The bonding effect of community gardening was highlighted to 230 participants at the Creating Liveable Cities Through Community Gardens seminar at Orchard Parade Hotel yesterday.
Part of the seminar series this year by the Centre for Urban Greenery and Ecology (CUGE), the event was the first of its kind on community gardening.
CUGE is jointly established by the National Parks Board (NParks) and the Workforce Development Agency.
With 390 local community gardening groups emerging in just five years, gardening has become a means of social integration, learning and community building.
‘In multiracial, multicultural Singapore, community gardening is a great way to get to know one’s neighbours and make friends,’ said Mr Wilson Wong, founder of Green Culture Singapore – the leading online gardening forum here – and one of the speakers yesterday. The 31-year-old started a community garden in Serangoon North in 2007, which was featured in BBC’s 2008 television series Around The World In 80 Gardens.
Someone who attests to the success of community gardens as avenues for social bonding is Mr Melvin Gamayot, a Filipino who came to Singapore in 1994.
Mr Gamayot, 42, who admitted he had ‘never planted a tree in his life’ before coming here, gamely decided to contribute to the Pasir Ris Zone 5 residents’ committee (RC) community garden after moving into the area in 2006.
Armed with two potted plants, he brought his Filipino wife and three children to the eco-garden to mingle with his neighbours.
‘I did not want to isolate myself and I knew it was up to me to make an effort,’ said the architect who decided to take up Singapore citizenship in 2007.
‘It is a great way to find playmates for the kids, too.’
Giving the keynote speech yesterday, Mr Nigel Colborn, former vice-chairman and current member of the Royal Horticultural Society’s Council in Britain, also stressed the significance of plant life to both the ecosystem and urban communities. He advocated gardening in public plots of land as a means of encouraging people to have a stake in the nation. Community gardening also safeguards the green areas through inspiring responsibility and commitment to these projects.

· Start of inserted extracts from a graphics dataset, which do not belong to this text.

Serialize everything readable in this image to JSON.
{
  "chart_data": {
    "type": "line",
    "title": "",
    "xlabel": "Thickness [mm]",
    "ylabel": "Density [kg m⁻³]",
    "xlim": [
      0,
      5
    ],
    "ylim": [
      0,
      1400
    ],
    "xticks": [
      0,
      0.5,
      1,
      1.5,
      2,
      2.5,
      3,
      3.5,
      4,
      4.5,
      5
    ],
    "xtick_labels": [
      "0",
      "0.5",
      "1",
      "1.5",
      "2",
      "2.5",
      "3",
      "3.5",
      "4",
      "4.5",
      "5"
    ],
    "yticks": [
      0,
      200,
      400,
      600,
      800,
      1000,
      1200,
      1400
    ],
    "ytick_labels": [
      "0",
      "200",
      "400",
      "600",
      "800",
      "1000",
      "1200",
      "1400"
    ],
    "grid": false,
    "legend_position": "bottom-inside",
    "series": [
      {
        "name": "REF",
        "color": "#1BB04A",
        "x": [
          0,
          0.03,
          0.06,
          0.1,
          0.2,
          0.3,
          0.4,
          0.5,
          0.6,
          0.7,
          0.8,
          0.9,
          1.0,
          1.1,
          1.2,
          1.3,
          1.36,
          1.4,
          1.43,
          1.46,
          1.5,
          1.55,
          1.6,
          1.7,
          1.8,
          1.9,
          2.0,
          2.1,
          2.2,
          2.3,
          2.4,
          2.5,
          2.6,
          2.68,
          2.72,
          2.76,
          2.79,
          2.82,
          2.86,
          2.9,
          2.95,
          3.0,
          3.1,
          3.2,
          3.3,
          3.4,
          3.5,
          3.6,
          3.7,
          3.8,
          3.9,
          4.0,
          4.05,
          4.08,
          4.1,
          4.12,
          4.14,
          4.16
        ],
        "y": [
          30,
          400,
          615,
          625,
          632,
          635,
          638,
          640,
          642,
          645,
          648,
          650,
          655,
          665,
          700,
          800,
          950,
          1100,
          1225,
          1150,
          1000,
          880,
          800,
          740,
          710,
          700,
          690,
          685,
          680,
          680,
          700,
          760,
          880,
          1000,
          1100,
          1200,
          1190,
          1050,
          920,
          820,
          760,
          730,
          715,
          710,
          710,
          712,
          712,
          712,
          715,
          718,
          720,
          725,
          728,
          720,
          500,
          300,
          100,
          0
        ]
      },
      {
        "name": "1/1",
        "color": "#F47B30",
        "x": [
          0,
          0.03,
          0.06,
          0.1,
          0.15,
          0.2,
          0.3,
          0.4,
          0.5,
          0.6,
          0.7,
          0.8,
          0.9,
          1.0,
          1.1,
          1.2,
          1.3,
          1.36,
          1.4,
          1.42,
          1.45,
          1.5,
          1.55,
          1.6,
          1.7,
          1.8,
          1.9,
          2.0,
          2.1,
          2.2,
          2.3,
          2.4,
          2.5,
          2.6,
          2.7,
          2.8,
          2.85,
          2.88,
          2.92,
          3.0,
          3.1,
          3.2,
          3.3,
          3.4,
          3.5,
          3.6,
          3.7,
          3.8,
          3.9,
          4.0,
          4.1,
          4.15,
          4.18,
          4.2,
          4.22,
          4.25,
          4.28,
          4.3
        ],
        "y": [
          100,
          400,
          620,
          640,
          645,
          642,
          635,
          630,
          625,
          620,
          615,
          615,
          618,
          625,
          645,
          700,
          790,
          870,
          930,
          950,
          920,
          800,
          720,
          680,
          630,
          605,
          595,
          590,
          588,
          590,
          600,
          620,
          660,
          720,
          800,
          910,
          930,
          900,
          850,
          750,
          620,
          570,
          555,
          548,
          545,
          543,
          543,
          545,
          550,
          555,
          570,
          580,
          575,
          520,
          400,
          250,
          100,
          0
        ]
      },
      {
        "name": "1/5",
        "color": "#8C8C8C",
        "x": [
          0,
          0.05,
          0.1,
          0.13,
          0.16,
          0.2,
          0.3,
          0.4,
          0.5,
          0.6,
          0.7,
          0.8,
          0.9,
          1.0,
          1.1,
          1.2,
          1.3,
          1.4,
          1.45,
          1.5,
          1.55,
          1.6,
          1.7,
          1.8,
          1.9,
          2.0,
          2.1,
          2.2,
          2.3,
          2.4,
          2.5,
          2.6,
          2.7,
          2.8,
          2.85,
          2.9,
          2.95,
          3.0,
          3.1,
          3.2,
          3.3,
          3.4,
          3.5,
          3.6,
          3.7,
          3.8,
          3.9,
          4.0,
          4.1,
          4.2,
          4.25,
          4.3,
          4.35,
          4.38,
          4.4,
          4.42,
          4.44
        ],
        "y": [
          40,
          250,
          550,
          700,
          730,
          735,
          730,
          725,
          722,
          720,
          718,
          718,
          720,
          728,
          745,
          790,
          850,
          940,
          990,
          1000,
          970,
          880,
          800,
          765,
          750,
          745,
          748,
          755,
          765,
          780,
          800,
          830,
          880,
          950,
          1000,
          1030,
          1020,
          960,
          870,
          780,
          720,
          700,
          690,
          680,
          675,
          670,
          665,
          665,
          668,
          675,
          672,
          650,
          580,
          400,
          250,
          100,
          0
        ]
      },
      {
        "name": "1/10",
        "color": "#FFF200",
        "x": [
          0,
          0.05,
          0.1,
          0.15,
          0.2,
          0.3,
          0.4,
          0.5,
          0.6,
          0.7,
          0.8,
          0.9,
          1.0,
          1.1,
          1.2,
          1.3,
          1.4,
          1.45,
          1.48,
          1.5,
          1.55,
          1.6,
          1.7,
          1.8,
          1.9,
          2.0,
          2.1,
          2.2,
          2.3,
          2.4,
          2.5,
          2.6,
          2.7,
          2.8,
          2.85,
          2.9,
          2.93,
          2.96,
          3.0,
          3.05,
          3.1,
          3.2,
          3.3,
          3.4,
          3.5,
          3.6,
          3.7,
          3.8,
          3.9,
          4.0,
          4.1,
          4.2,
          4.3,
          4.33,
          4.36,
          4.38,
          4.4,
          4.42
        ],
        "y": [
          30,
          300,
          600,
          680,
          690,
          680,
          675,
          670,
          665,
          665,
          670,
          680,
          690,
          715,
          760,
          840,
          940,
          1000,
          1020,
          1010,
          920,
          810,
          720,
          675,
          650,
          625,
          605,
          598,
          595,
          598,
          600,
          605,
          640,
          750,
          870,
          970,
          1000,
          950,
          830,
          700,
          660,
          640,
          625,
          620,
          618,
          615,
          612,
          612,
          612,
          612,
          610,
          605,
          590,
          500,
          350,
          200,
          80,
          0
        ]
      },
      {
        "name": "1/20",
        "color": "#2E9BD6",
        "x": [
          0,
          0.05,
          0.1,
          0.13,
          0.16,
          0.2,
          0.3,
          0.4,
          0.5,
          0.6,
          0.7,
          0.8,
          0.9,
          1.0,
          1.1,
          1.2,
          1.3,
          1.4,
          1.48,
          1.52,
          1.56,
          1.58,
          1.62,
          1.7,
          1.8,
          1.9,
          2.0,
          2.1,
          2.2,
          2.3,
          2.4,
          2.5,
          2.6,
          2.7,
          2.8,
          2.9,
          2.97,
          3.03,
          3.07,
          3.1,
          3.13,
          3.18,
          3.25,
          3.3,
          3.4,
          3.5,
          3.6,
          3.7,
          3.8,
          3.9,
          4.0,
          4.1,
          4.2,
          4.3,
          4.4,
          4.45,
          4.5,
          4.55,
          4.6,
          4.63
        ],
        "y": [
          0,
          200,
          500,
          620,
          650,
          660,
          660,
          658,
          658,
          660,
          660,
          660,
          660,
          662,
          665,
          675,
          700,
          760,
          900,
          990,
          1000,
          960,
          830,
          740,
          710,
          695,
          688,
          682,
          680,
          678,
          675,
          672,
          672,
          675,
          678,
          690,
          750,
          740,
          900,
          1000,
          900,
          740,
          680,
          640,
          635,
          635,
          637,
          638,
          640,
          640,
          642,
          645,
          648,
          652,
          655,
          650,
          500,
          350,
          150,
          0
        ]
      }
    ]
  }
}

Comparing NParks’ Community In Bloom programme, which promotes and facilitates gardening efforts by the community, to the state of community gardening in Britain, Mr Colborn found Singapore to have ‘achieved more in a far shorter time’, making it a ‘shining example to other countries’.
As the local gardening groups are based in only 32 per cent of all RCs and 35 per cent of private housing estates, according to NParks director of streetscape Simon Longman, he pointed out that there is much more potential for the growth of these communities.
Taking up a suggestion from Mr Colborn, Mr Longman revealed that NParks is considering a nationwide, inter-constituency gardening competition that could be inaugurated as early as next year to coincide with the arrival of the 20th World Orchid Conference to Singapore.